To add to the above post of Bragg scattering as being also a Fabry-Perot type interference, that means that the wavelength $\lambda$ must be such that $m \lambda=2nd \cos(\theta)$ (where d is the distance between crystal planes and m is an integer) must apply along with the angle of incidence=angle of reflection in order to get a Bragg peak in the reflectivity of the incident beam. In some of the more detailed treatments of Bragg scattering, the individual atoms in the crystal are treated as an array of scatterers (e.g. Huygens sources) that must all constructively interfere to obtain a Bragg peak in the reflectivity.

You can also get specular reflections from amorphous solids (and liquids of course) and such reflections are not wavelength dependent as with Bragg reflections.
The OP has made an invalid connection between Huygens and QM and that, I think accounts for his/her problem with the model applied to the phenomenon.

 

[Charles Link]

You can also get specular reflections from amorphous solids (and liquids of course) and such reflections are not wavelength dependent as with Bragg reflections.
The OP has made an invalid connection between Huygens and QM and that, I think accounts for his/her problem with the model applied to the phenomenon.

The comments I made were more intended to add to the follow-on discussion than the OP. It actually turned into a rather healthy physics discussion even though the OP gets off to a slow start.

 

[sophiecentaur]

The comments I made were more intended to add to the follow-on discussion than the OP. It actually turned into a rather healthy physics discussion even though the OP gets off to a slow start.

I have read similar ideas before on PF and they come fairly naturally from the simple Hydrogen Atom theory, which doesn't transfer easily to solids however tempting it seems. As you say, it's "healthy".

 

[vin300]

In some of the more detailed treatments of Bragg scattering, the individual atoms in the crystal are treated as an array of scatterers (e.g. Huygens sources) that must all constructively interfere to obtain a Bragg peak in the reflectivity.

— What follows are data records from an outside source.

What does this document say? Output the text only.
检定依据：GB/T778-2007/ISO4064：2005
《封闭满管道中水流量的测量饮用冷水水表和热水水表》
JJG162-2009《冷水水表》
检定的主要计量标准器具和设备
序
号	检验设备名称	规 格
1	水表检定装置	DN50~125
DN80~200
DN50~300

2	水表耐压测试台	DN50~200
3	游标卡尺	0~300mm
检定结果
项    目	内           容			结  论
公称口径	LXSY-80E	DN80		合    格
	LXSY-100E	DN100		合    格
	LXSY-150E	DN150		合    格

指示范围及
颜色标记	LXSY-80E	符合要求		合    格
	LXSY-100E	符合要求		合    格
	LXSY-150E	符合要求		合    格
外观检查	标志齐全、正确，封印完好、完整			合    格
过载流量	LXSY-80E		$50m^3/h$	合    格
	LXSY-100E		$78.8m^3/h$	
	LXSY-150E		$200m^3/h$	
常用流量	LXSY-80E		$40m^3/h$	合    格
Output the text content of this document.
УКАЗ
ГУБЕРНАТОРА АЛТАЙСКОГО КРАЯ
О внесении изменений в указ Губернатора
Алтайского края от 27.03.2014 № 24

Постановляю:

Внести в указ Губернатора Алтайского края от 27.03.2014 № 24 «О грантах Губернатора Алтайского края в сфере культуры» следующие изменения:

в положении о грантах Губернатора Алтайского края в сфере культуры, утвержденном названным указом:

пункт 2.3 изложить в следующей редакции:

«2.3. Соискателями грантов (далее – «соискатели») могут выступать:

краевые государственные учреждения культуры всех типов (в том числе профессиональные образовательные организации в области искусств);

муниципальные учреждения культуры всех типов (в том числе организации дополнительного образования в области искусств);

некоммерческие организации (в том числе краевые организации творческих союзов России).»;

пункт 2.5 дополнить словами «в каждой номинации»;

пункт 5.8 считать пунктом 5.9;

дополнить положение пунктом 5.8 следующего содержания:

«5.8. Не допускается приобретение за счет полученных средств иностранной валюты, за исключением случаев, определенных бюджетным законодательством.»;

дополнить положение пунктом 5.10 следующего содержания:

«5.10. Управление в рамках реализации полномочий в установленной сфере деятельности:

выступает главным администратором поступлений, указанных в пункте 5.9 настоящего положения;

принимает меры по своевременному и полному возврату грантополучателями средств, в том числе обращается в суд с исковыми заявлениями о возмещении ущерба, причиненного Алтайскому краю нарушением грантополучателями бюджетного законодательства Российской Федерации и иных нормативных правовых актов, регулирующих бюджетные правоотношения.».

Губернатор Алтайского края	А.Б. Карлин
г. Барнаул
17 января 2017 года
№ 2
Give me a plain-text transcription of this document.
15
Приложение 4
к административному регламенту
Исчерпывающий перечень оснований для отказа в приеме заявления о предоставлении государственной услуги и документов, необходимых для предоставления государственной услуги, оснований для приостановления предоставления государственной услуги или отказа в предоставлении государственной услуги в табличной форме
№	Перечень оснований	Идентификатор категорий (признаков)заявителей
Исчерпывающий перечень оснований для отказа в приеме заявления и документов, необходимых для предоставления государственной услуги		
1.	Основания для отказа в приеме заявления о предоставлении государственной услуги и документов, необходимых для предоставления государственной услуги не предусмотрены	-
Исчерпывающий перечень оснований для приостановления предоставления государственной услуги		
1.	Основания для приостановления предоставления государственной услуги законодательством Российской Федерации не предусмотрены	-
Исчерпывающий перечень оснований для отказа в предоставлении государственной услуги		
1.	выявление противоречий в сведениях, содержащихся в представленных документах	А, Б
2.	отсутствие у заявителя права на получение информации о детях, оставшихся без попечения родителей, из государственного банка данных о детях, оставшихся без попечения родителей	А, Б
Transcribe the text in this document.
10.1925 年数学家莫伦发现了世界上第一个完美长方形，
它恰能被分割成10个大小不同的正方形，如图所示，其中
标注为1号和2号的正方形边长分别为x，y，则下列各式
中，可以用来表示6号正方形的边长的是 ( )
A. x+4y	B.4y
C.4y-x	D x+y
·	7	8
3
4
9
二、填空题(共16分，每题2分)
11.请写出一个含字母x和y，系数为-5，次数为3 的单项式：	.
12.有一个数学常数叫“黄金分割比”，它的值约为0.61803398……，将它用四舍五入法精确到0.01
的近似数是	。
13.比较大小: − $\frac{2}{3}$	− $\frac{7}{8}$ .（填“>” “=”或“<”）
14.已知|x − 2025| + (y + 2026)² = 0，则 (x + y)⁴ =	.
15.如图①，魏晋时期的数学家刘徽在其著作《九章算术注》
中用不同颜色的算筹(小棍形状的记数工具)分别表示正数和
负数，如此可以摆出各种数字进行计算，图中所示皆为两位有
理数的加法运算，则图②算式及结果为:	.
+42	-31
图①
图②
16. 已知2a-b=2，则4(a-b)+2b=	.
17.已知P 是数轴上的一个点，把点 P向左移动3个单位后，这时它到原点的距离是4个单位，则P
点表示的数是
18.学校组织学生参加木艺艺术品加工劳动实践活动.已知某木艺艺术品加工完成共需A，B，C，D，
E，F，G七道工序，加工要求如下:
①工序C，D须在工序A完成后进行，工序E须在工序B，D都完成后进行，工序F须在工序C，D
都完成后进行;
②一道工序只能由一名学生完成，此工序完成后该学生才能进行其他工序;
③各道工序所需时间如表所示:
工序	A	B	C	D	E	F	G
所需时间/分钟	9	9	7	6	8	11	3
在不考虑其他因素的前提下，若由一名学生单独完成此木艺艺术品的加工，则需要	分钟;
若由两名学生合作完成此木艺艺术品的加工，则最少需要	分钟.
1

Long ago, I think I had read about something called a single photon emitter. It is an idea used to do away with multiple wavefronts coming together. As I remember, even in this case, there was the same old diffraction grating. How could there be interference without many simultaneous waves?

 

[sophiecentaur]

How could there be interference without many simultaneous waves?

You are making the assumption that 'one photon = one wavelet'.